UBS-Wufflis Opern-Bla-Bla
Dass Alexander Pereira, kaum hat er vom Kanton mehr Geld erhalten, schon wieder mehr Subventionen fordert, lasse ich für einmal unkommentiert. Stattdessen ein Zitat aus dem neuen Opernhaus-Magazin, in dem UBS-CEO Dr. Peter Wuffli als Hauptsponsor der neuen Produktion “Ariadne auf Naxos” ein Grusswort an die “geschätzten Opernfreunde” richten darf. Er, bzw. sein Ghostwriter, übertrifft mit seiner hochgestochenen, nichtssagenden Sätzen jeden noch so abgehobenen Dramaturgen:
“Auflösung der Gegensätze von Ernst und Humor auf höherer Ebene also – berauschende Ästhetik und ironisches Zitat sind die Stilmittel, mit denen Richard Strauss dieses Programm musikalisch umsetzt: Spielerisch-leicht, zugleich fesselnd in der Fülle der Innovationen. Claus Guth ist bekannt dafür, als Regisseur neue Sicht- und Hörweisen in scheinbar vertraute Stoffe zu bringen und Vielschichtiges mit genaum Blick für Subtilität ans Tageslicht zu fördern…”
Um bei Wufflis Wortwahl zu bleiben: dies ist berauschender Unsinn auf höherer Ebene also.
philipp meier schrieb:
habe mal in einem text von wolfgang ullrich (evtl. in «tiefer hängen») gelesen, dass sich die kunst im moment nur noch durch solche widersprüchlichen formulierungen als was spezielles/abekoppeltes/überirdisches/etc. darstellen kann. obiger text ist ein lehrstück darin (danke rb).
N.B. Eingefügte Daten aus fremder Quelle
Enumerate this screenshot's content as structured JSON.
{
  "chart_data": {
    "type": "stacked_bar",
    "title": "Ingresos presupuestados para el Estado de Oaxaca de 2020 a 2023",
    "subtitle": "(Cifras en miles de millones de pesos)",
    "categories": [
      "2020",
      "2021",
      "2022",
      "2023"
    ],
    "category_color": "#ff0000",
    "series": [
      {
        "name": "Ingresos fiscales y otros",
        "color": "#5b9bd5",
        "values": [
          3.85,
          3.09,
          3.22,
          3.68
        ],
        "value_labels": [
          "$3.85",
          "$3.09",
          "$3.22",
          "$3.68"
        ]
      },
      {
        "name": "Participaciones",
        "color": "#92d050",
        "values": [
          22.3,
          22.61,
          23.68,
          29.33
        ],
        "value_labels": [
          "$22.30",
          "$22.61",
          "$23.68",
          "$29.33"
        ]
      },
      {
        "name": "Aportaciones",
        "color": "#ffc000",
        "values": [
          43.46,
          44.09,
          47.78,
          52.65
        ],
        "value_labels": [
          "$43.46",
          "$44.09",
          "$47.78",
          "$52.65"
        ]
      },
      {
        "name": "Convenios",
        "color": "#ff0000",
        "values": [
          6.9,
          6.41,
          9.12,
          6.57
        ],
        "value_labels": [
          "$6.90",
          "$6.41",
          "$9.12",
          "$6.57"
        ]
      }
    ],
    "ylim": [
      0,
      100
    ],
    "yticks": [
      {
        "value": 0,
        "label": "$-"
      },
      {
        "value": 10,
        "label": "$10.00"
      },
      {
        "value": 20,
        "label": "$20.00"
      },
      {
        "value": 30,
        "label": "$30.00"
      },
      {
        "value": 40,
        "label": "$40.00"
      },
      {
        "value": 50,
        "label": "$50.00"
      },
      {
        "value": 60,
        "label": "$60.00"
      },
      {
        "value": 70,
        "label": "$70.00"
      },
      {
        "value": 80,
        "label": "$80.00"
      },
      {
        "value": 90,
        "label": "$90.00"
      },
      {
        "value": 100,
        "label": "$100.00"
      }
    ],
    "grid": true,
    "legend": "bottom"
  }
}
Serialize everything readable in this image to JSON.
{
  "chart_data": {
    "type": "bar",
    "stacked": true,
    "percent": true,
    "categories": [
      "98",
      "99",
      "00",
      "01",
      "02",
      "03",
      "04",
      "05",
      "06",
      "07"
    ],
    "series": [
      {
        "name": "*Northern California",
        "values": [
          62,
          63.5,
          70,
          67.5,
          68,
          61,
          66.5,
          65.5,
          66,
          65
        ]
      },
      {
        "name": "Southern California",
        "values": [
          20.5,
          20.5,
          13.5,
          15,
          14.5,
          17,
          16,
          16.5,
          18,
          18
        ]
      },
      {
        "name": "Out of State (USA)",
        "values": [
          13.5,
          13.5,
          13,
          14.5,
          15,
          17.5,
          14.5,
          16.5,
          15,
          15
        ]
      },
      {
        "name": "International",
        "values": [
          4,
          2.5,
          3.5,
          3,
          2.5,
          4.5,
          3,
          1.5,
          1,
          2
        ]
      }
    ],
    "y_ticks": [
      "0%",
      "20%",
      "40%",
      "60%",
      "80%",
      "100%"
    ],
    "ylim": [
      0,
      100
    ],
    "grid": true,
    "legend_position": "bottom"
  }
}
vielleicht könnte man mal einen kleinen crashkurs anbieten. fangen wir mit was einfachem an: ein künstler malt bilder in dunklen farbtönen. da könnte man beispielsweise schreiben «selten leuchtet düsterste dunkelheit so hell wie in den bildern von XY»
so macht kunskritik spass… :)))
Geschrieben am 13. Dezember 2006 um 17:19Uhr | Permalink
rb schrieb:
Der Blog http://www.blattkritik.ch hat dazu auch ein schönes Beispiel im Feuilleton der NZZ gefunden. Über das Robert-Walser-Symposium in Zürich schreibt Roman Bucheli ( http://www.nzz.ch/2006/12/08/fe/articleEQ8UI.print.html )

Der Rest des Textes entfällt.